사전 기반의 감성분석은 기계학습 기반 대비 2가지 단점이 존재함

분석 대상에 따라 단어의 감성 점수가 달라질 수 있다는 가능성에 대응하기 어려움

단순 긍부정을 넘어서 긍부정의 원인이 되는 대상 속성 기반의 감성 분석이 어려움

단어의 특성을 저차원 벡터값으로 표현하는 워드 임베딩(word embedding) 방법을 이용하여 머신러닝 기반 감성분석의 정확도를 높일 수 있음

Word Embedding : 단어의 의미가 유사할 경우 가까운 벡터 공간에 존재함

3. Word to Index & Index to Word

IMDB 리뷰 감성분석을 위해 텍스트를 벡터로 변환해야 함
텍스트는 기호일 뿐, 텍스트가 내포하는 의미를 텍스트의 기호가 내포하고있지는 않음
그렇기 때문에 단어와 벡터의 matching이 필수적임
벡터는 딥러닝을 통해서 만들 수 있음
텍스트의 벡터화를 진행하기 전에, 텍스트의 인덱스를 사용하여 텍스트를 숫자로 변환하고자 함

sentences = ['i love pizza', 'i like chichen', 'now i want bread']

word_list = sentences[0].split()
word_list

['i', 'love', 'pizza']

# text data로부터 사전을 만들기위해 모든 단어를 split해서 dict 자료구조로 표현 

index_to_word={}  # 빈 딕셔너리를 만들어서

# 채우는 순서는 임의로 세팅 but 순서는 중요하지 않음
# <BOS>, <PAD>, <UNK>는 관례적으로 딕셔너리 맨 앞에 넣음 

index_to_word[0]='<PAD>'  # 패딩용 단어
index_to_word[1]='<BOS>'  # 문장의 시작지점
index_to_word[2]='<UNK>'  # 사전에 없는(Unknown) 단어
index_to_word[3]='i'
index_to_word[4]='love'
index_to_word[5]='pizza'
index_to_word[6]='like'
index_to_word[7]='chicken'
index_to_word[8]='now'
index_to_word[9]='want'

print(index_to_word)

{0: '<PAD>', 1: '<BOS>', 2: '<UNK>', 3: 'i', 4: 'love', 5: 'pizza', 6: 'like', 7: 'chicken', 8: 'now', 9: 'want'}

# 텍스트 데이터를 숫자로 바꿔 보려고 하는데, 텍스트를 숫자로 바꾸려면 위의 딕셔너리가 {텍스트:인덱스} 구조여야 함

word_to_index = {word : index for index, word in index_to_word.items()}
print(word_to_index)

{'<PAD>': 0, '<BOS>': 1, '<UNK>': 2, 'i': 3, 'love': 4, 'pizza': 5, 'like': 6, 'chicken': 7, 'now': 8, 'want': 9}

# 단어를 주면 index를 반환
print(word_to_index['want'])

3-1. Word to Encoded (텍스트 to 숫자)

# 문장 1개를 활용딕셔너리와 함께 제공하면 단어 인덱스 리스트로 변환해 주는 함수
# 모든 문장은 <BOS>로 시작
def get_encoded_sentence(sentence, word_to_index):
    return [word_to_index['<BOS>']]+[word_to_index[word] if word in word_to_index else word_to_index['<UNK>'] for word in sentence.split()]
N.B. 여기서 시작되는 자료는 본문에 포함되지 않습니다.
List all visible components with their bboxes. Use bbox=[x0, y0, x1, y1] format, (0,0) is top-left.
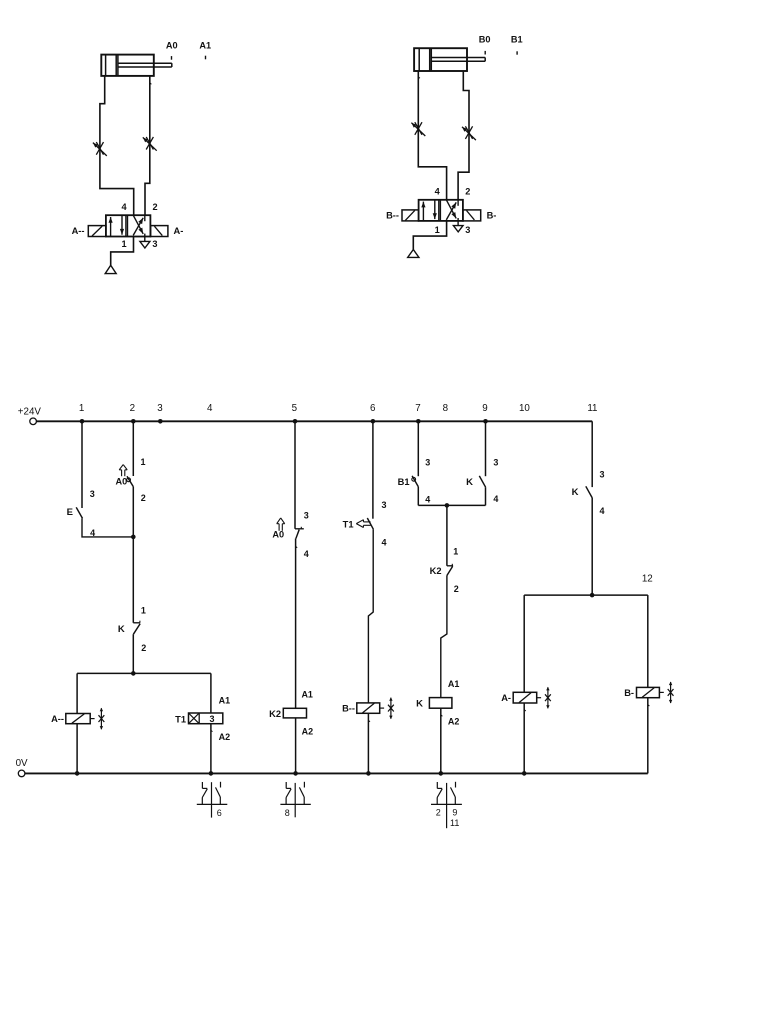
label A1 (position mark) bbox=[199, 40, 211, 59]
svg-text:4: 4 bbox=[493, 494, 498, 504]
svg-text:B0: B0 bbox=[479, 35, 491, 45]
svg-text:E: E bbox=[67, 507, 73, 518]
solenoid coil A-- bbox=[66, 714, 90, 724]
compressed air supply A (triangle) bbox=[105, 265, 116, 273]
svg-text:11: 11 bbox=[450, 818, 459, 828]
svg-text:2: 2 bbox=[436, 808, 441, 818]
junction on 0V rail bbox=[439, 771, 444, 776]
wire K coil to 0V rail bbox=[441, 708, 443, 773]
pipe cylinder A left port to valve port 4 bbox=[100, 76, 134, 215]
svg-text:A0: A0 bbox=[272, 530, 284, 540]
solenoid symbol right of A- bbox=[537, 687, 551, 709]
svg-text:T1: T1 bbox=[175, 715, 186, 725]
flow control valve (A right) bbox=[143, 137, 157, 151]
svg-text:B--: B-- bbox=[386, 211, 399, 221]
junction on 0V rail bbox=[75, 771, 80, 776]
svg-text:A2: A2 bbox=[302, 727, 314, 737]
limit switch contact A0 (NC 1-2) bbox=[127, 476, 134, 486]
svg-text:A-: A- bbox=[174, 226, 184, 236]
timer contact T1 (NO 3-4) bbox=[367, 518, 373, 529]
valve A exhaust triangle (port 3) bbox=[140, 241, 150, 248]
wire split to solenoid B- bbox=[647, 595, 649, 687]
svg-text:1: 1 bbox=[141, 606, 146, 616]
solenoid symbol right of B-- bbox=[380, 697, 394, 719]
flow control valve (B left) bbox=[411, 122, 425, 136]
wire rung5 from +24V rail bbox=[294, 421, 296, 529]
solenoid symbol right of A-- bbox=[90, 708, 104, 730]
junction on +24V rail bbox=[371, 419, 376, 424]
4/2-way double solenoid valve B body bbox=[419, 200, 463, 221]
wire rung11 from +24V rail bbox=[591, 421, 593, 487]
wire branch rung2 split bbox=[77, 672, 211, 674]
svg-text:3: 3 bbox=[425, 458, 430, 468]
junction on 0V rail bbox=[209, 771, 214, 776]
svg-text:B-: B- bbox=[487, 211, 497, 221]
svg-text:B1: B1 bbox=[398, 477, 410, 487]
wire A0 to junction bbox=[132, 487, 134, 537]
svg-text:4: 4 bbox=[207, 403, 213, 414]
svg-text:3: 3 bbox=[304, 511, 309, 521]
svg-text:3: 3 bbox=[465, 225, 470, 235]
svg-text:K2: K2 bbox=[269, 709, 281, 719]
junction on 0V rail bbox=[366, 771, 371, 776]
junction node rung8 bbox=[445, 503, 450, 508]
svg-text:A--: A-- bbox=[72, 226, 85, 236]
svg-text:A--: A-- bbox=[51, 714, 64, 724]
wire T1 contact to solenoid B-- bbox=[368, 529, 373, 703]
svg-text:3: 3 bbox=[209, 714, 214, 724]
svg-text:6: 6 bbox=[370, 403, 376, 414]
+24V supply rail bbox=[36, 420, 592, 422]
valve A left position parallel arrows bbox=[109, 215, 125, 236]
svg-text:1: 1 bbox=[435, 225, 440, 235]
junction on 0V rail bbox=[522, 771, 527, 776]
0V terminal bbox=[18, 770, 25, 777]
label B1 (position mark) bbox=[511, 35, 523, 55]
wire rung9 from +24V rail bbox=[485, 421, 487, 476]
valve B exhaust triangle (port 3) bbox=[453, 226, 463, 232]
svg-text:2: 2 bbox=[465, 186, 470, 196]
svg-text:4: 4 bbox=[425, 495, 430, 505]
junction on +24V rail bbox=[483, 419, 488, 424]
junction node branch bbox=[131, 671, 136, 676]
svg-text:12: 12 bbox=[642, 574, 653, 585]
svg-text:3: 3 bbox=[157, 403, 163, 414]
svg-text:4: 4 bbox=[435, 186, 441, 196]
svg-text:7: 7 bbox=[415, 403, 420, 414]
4/2-way double solenoid valve A body bbox=[106, 215, 150, 236]
actuation arrow of A0 (rung5) bbox=[277, 518, 285, 531]
wire split to solenoid A- bbox=[523, 595, 525, 692]
contact mirror of K2 bbox=[280, 782, 310, 818]
timer relay T1 (on-delay, 3s) bbox=[189, 713, 223, 724]
svg-text:A2: A2 bbox=[219, 732, 231, 742]
svg-text:2: 2 bbox=[152, 202, 157, 212]
wire contact K to branch node bbox=[132, 634, 134, 673]
svg-text:9: 9 bbox=[482, 403, 487, 414]
junction on 0V rail bbox=[293, 771, 298, 776]
svg-text:1: 1 bbox=[121, 239, 126, 249]
svg-text:K: K bbox=[118, 624, 125, 635]
wire A-- to 0V rail bbox=[76, 724, 78, 774]
svg-text:K: K bbox=[416, 698, 423, 709]
svg-text:1: 1 bbox=[453, 547, 458, 557]
svg-text:K: K bbox=[466, 477, 473, 488]
valve A pilot solenoid left (A--) bbox=[88, 226, 106, 237]
wire node to contact K2 bbox=[446, 505, 448, 565]
junction on +24V rail bbox=[293, 419, 298, 424]
svg-text:1: 1 bbox=[79, 403, 84, 414]
svg-text:2: 2 bbox=[454, 584, 459, 594]
svg-text:10: 10 bbox=[519, 403, 530, 414]
valve B right position crossed arrows bbox=[446, 200, 458, 226]
wire K rung11 down to split node bbox=[591, 498, 593, 595]
wire K2 contact to coil K bbox=[441, 576, 447, 698]
svg-text:0V: 0V bbox=[16, 758, 28, 769]
wire A- to 0V rail bbox=[524, 703, 526, 773]
svg-text:4: 4 bbox=[599, 506, 604, 516]
pipe valve B port 1 to supply bbox=[413, 221, 446, 250]
label B0 (position mark) bbox=[479, 35, 491, 55]
cylinder A (double-acting) bbox=[101, 55, 172, 76]
svg-text:2: 2 bbox=[130, 403, 135, 414]
junction node rung11 split bbox=[590, 593, 595, 598]
wire branch to solenoid A-- bbox=[76, 673, 78, 713]
label A0 (position mark) bbox=[166, 40, 178, 59]
wire rung6 from +24V rail bbox=[372, 421, 374, 518]
svg-text:A0: A0 bbox=[116, 477, 128, 487]
svg-text:3: 3 bbox=[599, 469, 604, 479]
relay contact K (NO 3-4, rung11) bbox=[586, 486, 593, 498]
valve A right position crossed arrows bbox=[133, 215, 145, 241]
svg-text:A1: A1 bbox=[448, 679, 460, 689]
wire E to node at rung2 bbox=[82, 518, 133, 537]
relay coil K bbox=[429, 698, 452, 709]
pipe valve A port 1 to supply bbox=[111, 237, 134, 266]
junction on +24V rail bbox=[158, 419, 163, 424]
relay contact K (NC 1-2) bbox=[133, 621, 140, 635]
svg-text:A1: A1 bbox=[199, 40, 211, 50]
svg-text:5: 5 bbox=[292, 403, 298, 414]
valve B pilot solenoid left (B--) bbox=[402, 210, 419, 221]
svg-text:T1: T1 bbox=[343, 520, 354, 530]
wire split rung10-rung12 bbox=[524, 594, 648, 596]
svg-text:2: 2 bbox=[141, 493, 146, 503]
svg-text:4: 4 bbox=[121, 202, 127, 212]
svg-text:3: 3 bbox=[152, 239, 157, 249]
svg-text:1: 1 bbox=[140, 457, 145, 467]
actuation arrow of A0 bbox=[119, 465, 127, 477]
wire K2 to 0V rail bbox=[295, 718, 297, 774]
svg-text:+24V: +24V bbox=[18, 407, 42, 418]
svg-text:8: 8 bbox=[285, 808, 290, 818]
wire A0 to coil K2 bbox=[296, 539, 298, 709]
svg-text:A-: A- bbox=[501, 693, 511, 703]
svg-text:3: 3 bbox=[90, 489, 95, 499]
relay contact K (NO 3-4, rung9) bbox=[479, 476, 485, 487]
wire T1 to 0V rail bbox=[211, 724, 213, 774]
solenoid symbol right of B- bbox=[659, 682, 673, 704]
wire rung7 from +24V rail bbox=[417, 421, 419, 476]
svg-text:A1: A1 bbox=[219, 695, 231, 705]
svg-text:2: 2 bbox=[141, 643, 146, 653]
pipe cylinder B right port to valve port 2 bbox=[458, 71, 469, 200]
contact mirror of K bbox=[431, 782, 462, 828]
svg-text:9: 9 bbox=[452, 808, 457, 818]
svg-text:A1: A1 bbox=[301, 690, 313, 700]
valve A pilot solenoid right (A-) bbox=[151, 226, 168, 237]
svg-text:A2: A2 bbox=[448, 716, 460, 726]
svg-text:B--: B-- bbox=[342, 703, 355, 713]
limit switch contact A0 (NO 3-4) bbox=[295, 527, 304, 539]
limit switch contact B1 (NO 3-4) bbox=[412, 476, 419, 487]
flow control valve (A left) bbox=[93, 142, 107, 156]
+24V terminal bbox=[30, 418, 37, 425]
svg-text:B1: B1 bbox=[511, 35, 523, 45]
svg-text:3: 3 bbox=[493, 457, 498, 467]
solenoid coil A- bbox=[513, 692, 537, 703]
wire branch to timer T1 bbox=[210, 673, 212, 713]
solenoid coil B- bbox=[637, 687, 660, 697]
svg-text:11: 11 bbox=[587, 403, 597, 414]
svg-text:6: 6 bbox=[217, 808, 222, 818]
wire node rung7-rung9 bbox=[418, 504, 485, 506]
timer actuation arrow of T1 bbox=[356, 520, 370, 528]
wire B-- to 0V rail bbox=[368, 713, 370, 773]
solenoid coil B-- bbox=[357, 703, 380, 713]
wire B1 to node bbox=[417, 487, 419, 506]
cylinder B (double-acting) bbox=[414, 48, 485, 71]
contact mirror of T1 bbox=[197, 782, 228, 818]
svg-text:A0: A0 bbox=[166, 40, 178, 50]
svg-text:K2: K2 bbox=[430, 566, 442, 576]
switch E (NO contact) bbox=[76, 507, 82, 518]
pipe cylinder A right port to valve port 2 bbox=[145, 76, 151, 215]
wire K rung9 to node bbox=[485, 487, 487, 505]
compressed air supply B (triangle) bbox=[408, 250, 419, 258]
svg-text:4: 4 bbox=[304, 549, 309, 559]
junction on +24V rail bbox=[80, 419, 85, 424]
junction node rung2 bbox=[131, 535, 136, 540]
svg-text:K: K bbox=[572, 487, 579, 498]
relay coil K2 bbox=[283, 708, 306, 718]
svg-text:3: 3 bbox=[381, 500, 386, 510]
flow control valve (B right) bbox=[462, 126, 476, 140]
wire junction to contact K bbox=[132, 537, 134, 623]
pipe cylinder B left port to valve port 4 bbox=[418, 71, 446, 200]
relay contact K2 (NC 1-2) bbox=[447, 564, 453, 576]
svg-text:8: 8 bbox=[443, 403, 449, 414]
0V return rail bbox=[25, 772, 648, 774]
valve B left position parallel arrows bbox=[421, 200, 437, 221]
wire rung1 from +24V rail bbox=[81, 421, 83, 508]
svg-text:B-: B- bbox=[624, 688, 634, 698]
wire B- to 0V rail bbox=[648, 698, 650, 774]
valve B pilot solenoid right (B-) bbox=[463, 210, 481, 221]
wire rung2 from +24V rail bbox=[132, 421, 134, 476]
svg-text:4: 4 bbox=[381, 537, 386, 547]
junction on +24V rail bbox=[131, 419, 136, 424]
junction on +24V rail bbox=[416, 419, 421, 424]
print(get_encoded_sentence('i love pizza', word_to_index))

[1, 3, 4, 5]

# Multiple Sentences 분석
# 여러개의 문장 리스트를 한번에 숫자 텐서로 인코딩
sentences = ['i love pizze', 'i like chichen', 'now i want bread']

def get_encoded_sentences(sentences, word_to_index):
    return [get_encoded_sentence(sentence, word_to_index) for sentence in sentences]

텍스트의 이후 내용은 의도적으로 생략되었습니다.